There are many things that are said about writers. A common one is that we get paid to lie. I suppose on some level, that’s true. As a writer, though, I never thought of it as lying. I like to think of it as taking you, the reader, along on a journey in the form of what I hope will be an awesome and memorable story.
In this guest spot on Violet’s blog I’d like to take you on another behind the scenes look at what goes in to crafting that book you treasure. You don’t know me from Adam. And I don’t speak for every writer on the planet, because we all have a different process. But come along as I take you Beyond the Book.
Let’s dive back in to that lying for a living comment, shall we? Another common thing that you hear, mostly in the form of advice for new authors, is “write what you know.”
If writing is lying for a living, then writing what you know is actually the truth in the lie.
I know quite a few authors. I’m blessed to have several amazing authors mentoring me on my writing journey and if there is a single universal truth that all authors can agree on it’s this. Somewhere in every single story is something of the author. A piece of us. Sometimes it’s a breadcrumb or two. Other times it’s the whole loaf of bread. Regardless of what shape it takes-a word that a character says that our best friend from 3rd grade said, the name of a loved one, or someone that we promised we would kill in one of our books, there is something that is real and something that is us in everything we write.

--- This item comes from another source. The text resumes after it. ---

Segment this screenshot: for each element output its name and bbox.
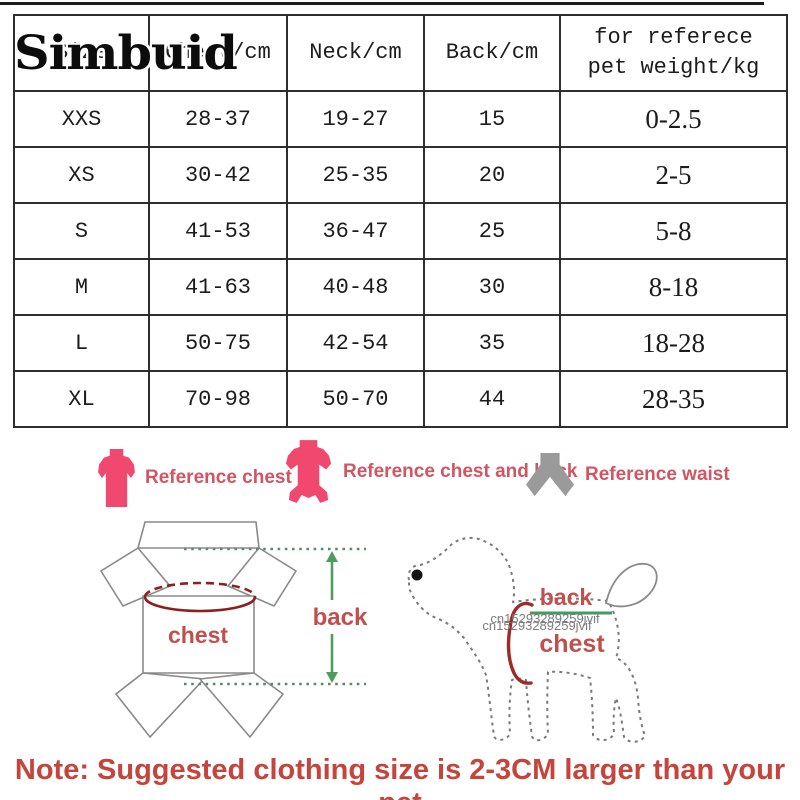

Some authors put the same kind of thing in each story, sometimes without realizing is. In preparation for this piece, I looked through my own works. The fictional pieces, not the blog posts (those are mostly true with hints of a lie or three sprinkled in, so they don’t count).
I made a discovery and I’m not really sure that I like what I found. I had the usual “this character is based on someone from my real life,” but there was something else I noticed. In most of the stuff I have written lately I have found a tendency to not let the main characters get the happy endings that everyone thought they deserved. Or rather, the obvious choice for the happily ever after for my characters never quite comes to fruition. Oh, sure, the conflict gets resolved, but there is no musical number with synchronized swimmers led by Ethel Merman in the Warner Brothers olympic swimming pool.
Clearly as an author, I’m working through some things. And I’m using these lies I’m paid to tell as my way to do it. But, like any author worth his salt, I’m taking you, the reader, along for the ride. And I hope I’m not alienating you along the way.
I often wonder, do readers also find a piece of themselves in everything they read? If you’re going through a book, do you always have that moment where you think Holy crap! They’re writing about me! How did they know that?!
If you do, then the author has done their job of connecting you to the story in some small way. If you take it personally, you’ll be more emotionally invested in finishing it.
That’s probably the reason us writers put ourselves in there, too. If there’s a piece of me in the story, I’m more likely to finish it, to see how it plays out.
It’s a weird dance we do, you the reader, us the authors. But to be honest, I wouldn’t have it any other way.
Think about that the next time you pick up one of the books that Violet has recommended. Go through it and ask yourself, “Where is the author hiding?”
You’ll find yourself reading in a whole new way.
Until the awesome Miss Patterson lets me hijack her page again, I bid you adieu and happy reading!!